Pour une chose, Bernard Stiegler a montré en détail que les travaux d'Adorno et de Horkheimer Dialectique des Lumières (1947) a correctement diagnostiqué les effets néfastes de « l’industrie culturelle » sur la prouesse intellectuelle collective américaine (ou occidentale) qui se manifestent par l’incapacité (ou l’incapacité) à penser indépendamment des stéréotypes culturels. Il est certain que l’orientation idéologique des universités peut avoir – et a effectivement – ​​un effet de distorsion sur le travail des penseurs lorsqu’elle est appropriée pour des raisons autres qu’une tentative concertée de l’interpréter fidèlement et rigoureusement, en vue de démontrer sa pertinence pour le présent. 

Cela n'a rien d'inhabituel et conduit à ce que j'ai appelé plus haut une « caricature ». Je vais ici essayer de montrer, même brièvement, ce que de telles caricatures occultent quant à la véritable valeur de l'héritage intellectuel d'un penseur important pour notre situation actuelle. 

Gramsci était marxiste et s'opposait donc au fascisme de Mussolini en Italie au début du XXe siècle.th siècle. Il est mort en prison en 1937, où il avait été incarcéré par les fascistes, et a laissé un riche héritage de moyens conceptuels et théoriques pour comprendre diverses formes d'oppression ou de tyrannie. (Je m'inspire ici principalement du texte d'un excellent livre sur l'œuvre de Gramsci – George Hoare et Nathan Sperber : Introduction à Antonio Gramsci : sa vie, sa pensée et son héritage, Londres, Bloomsbury, 2016.) 

Parmi ceux-ci, son concept le plus connu est probablement «hégémonie, qui est surtout utilisé de nos jours comme synonyme de « domination » ou de « dominance », comme dans « hégémonie culturelle ». En ce sens, l'Amérique a exercé une hégémonie culturelle mondiale dans la seconde moitié du XXe siècle.th siècle. Ce que la plupart des gens ne savent pas, cependant, c'est que le terme « hégémonie » est dérivé du mot grec ancien «eghestai' – « diriger ou à conduire. » Il est donc lié au « leadership ». Au cours des 28 années de son existence, Péloponnèse Guerre entre Sparte et Athènes dans la Grèce antique, ces deux cités-États occupaient respectivement la position d'« hégémon » (« eghemon »), un dérivé de «'Eghestai,' ce qui signifiait qu'ils jouaient un rôle prépondérant par rapport aux autres cités-États, qui étaient leurs alliés respectifs. 

Ainsi, en ce qui concerne la culture, la société ou la politique, tout individu ou organisation qui prend une position de premier plan sur une question ou une série d’événements importants pourrait être considéré comme jouant un rôle hégémonique dans ce sens de prendre les devants.
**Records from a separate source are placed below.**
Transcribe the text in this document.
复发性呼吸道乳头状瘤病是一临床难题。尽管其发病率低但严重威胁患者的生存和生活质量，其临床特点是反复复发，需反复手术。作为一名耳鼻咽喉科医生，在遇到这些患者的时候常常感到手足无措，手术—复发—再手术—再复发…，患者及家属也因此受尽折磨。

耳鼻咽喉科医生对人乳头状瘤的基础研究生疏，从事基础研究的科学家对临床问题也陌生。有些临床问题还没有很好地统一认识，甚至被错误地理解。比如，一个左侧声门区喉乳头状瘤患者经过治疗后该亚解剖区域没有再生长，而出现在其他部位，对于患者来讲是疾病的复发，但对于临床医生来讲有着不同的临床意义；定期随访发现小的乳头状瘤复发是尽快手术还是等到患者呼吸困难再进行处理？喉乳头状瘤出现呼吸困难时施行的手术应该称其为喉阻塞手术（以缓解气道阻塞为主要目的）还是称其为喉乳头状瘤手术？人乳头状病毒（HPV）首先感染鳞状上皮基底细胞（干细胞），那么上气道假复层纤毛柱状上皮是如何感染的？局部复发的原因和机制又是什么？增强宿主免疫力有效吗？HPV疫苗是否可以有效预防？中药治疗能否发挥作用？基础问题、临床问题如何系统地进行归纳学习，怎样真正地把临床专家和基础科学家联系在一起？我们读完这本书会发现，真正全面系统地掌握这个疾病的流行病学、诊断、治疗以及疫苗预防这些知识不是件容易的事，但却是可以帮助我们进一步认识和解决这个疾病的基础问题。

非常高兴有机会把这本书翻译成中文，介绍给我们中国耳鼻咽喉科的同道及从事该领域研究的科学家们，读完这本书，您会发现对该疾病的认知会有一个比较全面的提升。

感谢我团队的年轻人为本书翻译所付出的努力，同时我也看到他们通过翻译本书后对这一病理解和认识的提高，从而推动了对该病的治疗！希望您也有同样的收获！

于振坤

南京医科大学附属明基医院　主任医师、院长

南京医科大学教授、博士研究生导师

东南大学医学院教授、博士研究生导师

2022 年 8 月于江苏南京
Comme nous l’avons vu plus haut, ce n’est pas ainsi que le terme est habituellement employé, mais en revisitant récemment la pensée de Gramsci, cela m’est revenu à l’esprit. Cela m’a fait réfléchir au rôle que diverses personnalités et organisations jouent depuis plusieurs années maintenant en ce qui concerne, sans doute, le fait de prendre les devants dans les manifestations de tyrannie et d’autoritarisme depuis l’avènement de la fausse pandémie. Pour comprendre comment cela est possible, examinons certains aspects de la pensée très originale de Gramsci – qui a anticipé celle de Michel Foucault et Pierre Bourdieu depuis des décennies, bien qu’écrit dans un idiome différent – ​​doivent d’abord être reconstruits. 
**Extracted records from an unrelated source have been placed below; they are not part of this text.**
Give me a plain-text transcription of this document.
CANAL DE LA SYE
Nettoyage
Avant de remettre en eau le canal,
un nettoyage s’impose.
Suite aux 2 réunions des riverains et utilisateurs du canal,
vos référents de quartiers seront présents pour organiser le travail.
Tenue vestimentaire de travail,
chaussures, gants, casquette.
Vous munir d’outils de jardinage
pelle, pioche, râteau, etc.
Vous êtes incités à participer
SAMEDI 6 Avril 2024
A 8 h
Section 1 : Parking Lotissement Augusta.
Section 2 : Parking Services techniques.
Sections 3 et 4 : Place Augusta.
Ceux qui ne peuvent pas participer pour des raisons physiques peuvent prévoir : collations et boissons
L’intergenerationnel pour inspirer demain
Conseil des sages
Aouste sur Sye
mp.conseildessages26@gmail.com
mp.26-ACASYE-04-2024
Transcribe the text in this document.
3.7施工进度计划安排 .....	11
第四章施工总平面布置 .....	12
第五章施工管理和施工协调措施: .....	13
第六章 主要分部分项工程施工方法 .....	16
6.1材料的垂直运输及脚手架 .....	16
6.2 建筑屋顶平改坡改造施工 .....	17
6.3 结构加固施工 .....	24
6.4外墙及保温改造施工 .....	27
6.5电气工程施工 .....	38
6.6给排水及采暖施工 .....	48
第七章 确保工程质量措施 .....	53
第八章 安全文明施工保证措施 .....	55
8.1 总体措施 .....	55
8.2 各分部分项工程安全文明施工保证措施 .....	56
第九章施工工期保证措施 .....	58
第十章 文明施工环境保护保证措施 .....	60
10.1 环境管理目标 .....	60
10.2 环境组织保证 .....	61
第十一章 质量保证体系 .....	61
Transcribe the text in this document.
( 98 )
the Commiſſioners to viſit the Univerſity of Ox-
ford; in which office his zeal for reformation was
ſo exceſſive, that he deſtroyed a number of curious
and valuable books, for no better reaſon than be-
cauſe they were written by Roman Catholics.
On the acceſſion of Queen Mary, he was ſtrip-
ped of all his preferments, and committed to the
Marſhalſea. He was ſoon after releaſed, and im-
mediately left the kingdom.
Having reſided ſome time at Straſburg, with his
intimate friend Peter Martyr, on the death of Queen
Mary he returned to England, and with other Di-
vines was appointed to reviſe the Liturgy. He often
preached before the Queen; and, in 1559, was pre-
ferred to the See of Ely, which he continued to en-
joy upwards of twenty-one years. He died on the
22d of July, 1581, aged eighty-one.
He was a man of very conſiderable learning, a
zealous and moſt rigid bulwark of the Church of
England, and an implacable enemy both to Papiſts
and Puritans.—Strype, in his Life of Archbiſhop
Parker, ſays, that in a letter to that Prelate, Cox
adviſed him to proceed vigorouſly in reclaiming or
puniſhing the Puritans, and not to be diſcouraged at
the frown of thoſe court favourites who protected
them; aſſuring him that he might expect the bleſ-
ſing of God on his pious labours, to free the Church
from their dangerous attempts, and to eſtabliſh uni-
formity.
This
Pour combiner de manière intelligible les concepts de culture et d’hégémonie – conçus comme « leadership » – il faut garder à l’esprit que Gramsci considérait la culture comme étant diamétralement opposée à la culture en tant que « valeur ». système.'" Pour lui, cette dernière conception lui confèrerait une cohérence artificielle, une stagnation et un manque de dynamisme. De plus, elle creuse un fossé entre la culture et la politique, ainsi qu'entre la pensée et la pratique. En revanche, Gramsci décrit la culture comme une collection organique ou une séquence de pratiques quotidiennes qui se déroulent. 
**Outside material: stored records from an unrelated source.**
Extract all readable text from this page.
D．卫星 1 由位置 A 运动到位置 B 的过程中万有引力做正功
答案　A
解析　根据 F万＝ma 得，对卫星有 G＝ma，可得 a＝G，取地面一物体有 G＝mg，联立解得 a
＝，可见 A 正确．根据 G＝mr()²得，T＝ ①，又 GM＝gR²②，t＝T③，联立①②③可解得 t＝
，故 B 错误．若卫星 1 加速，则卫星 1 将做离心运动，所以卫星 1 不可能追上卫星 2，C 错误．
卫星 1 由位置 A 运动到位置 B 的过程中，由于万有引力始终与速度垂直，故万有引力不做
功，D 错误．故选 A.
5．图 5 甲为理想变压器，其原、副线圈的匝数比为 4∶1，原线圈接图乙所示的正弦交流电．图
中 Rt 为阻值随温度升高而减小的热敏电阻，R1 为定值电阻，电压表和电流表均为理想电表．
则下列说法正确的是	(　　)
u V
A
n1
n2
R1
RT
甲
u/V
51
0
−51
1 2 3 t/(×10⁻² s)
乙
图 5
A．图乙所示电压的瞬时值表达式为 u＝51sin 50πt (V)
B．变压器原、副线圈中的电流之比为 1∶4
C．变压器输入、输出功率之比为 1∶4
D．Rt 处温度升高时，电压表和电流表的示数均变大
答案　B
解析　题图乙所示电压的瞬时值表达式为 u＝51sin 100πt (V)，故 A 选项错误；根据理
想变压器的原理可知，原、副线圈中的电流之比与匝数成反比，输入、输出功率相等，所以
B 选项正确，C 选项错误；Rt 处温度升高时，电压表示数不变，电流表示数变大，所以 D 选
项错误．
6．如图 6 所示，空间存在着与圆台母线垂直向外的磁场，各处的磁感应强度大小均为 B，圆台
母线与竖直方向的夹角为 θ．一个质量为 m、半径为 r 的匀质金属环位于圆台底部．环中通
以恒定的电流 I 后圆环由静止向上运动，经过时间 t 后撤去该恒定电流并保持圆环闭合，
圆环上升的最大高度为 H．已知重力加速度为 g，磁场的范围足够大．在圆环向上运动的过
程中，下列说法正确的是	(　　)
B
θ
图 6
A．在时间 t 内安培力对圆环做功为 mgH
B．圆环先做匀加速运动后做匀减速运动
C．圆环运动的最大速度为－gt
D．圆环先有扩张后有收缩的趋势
La culture est donc une certaine manière de vivre et d'agir dans tous les domaines de la société, aucune sphère d'activité n'étant supérieure à une autre dans sa prétention à faire partie de la culture. De même que Gramsci affirme que « tout le monde est philosophe », de même chaque personne appartenant à différents domaines de la société et de l'activité sociale contribue à la culture, qu'il s'agisse d'un enseignant, d'un étudiant, d'un homme politique, d'un homme d'affaires, d'un journaliste, d'un danseur ou d'un écrivain. En bref, au quotidien, chacun participe au processus culturel, que ce soit de manière créative. or – et c’est important de le noter – de manière destructive. 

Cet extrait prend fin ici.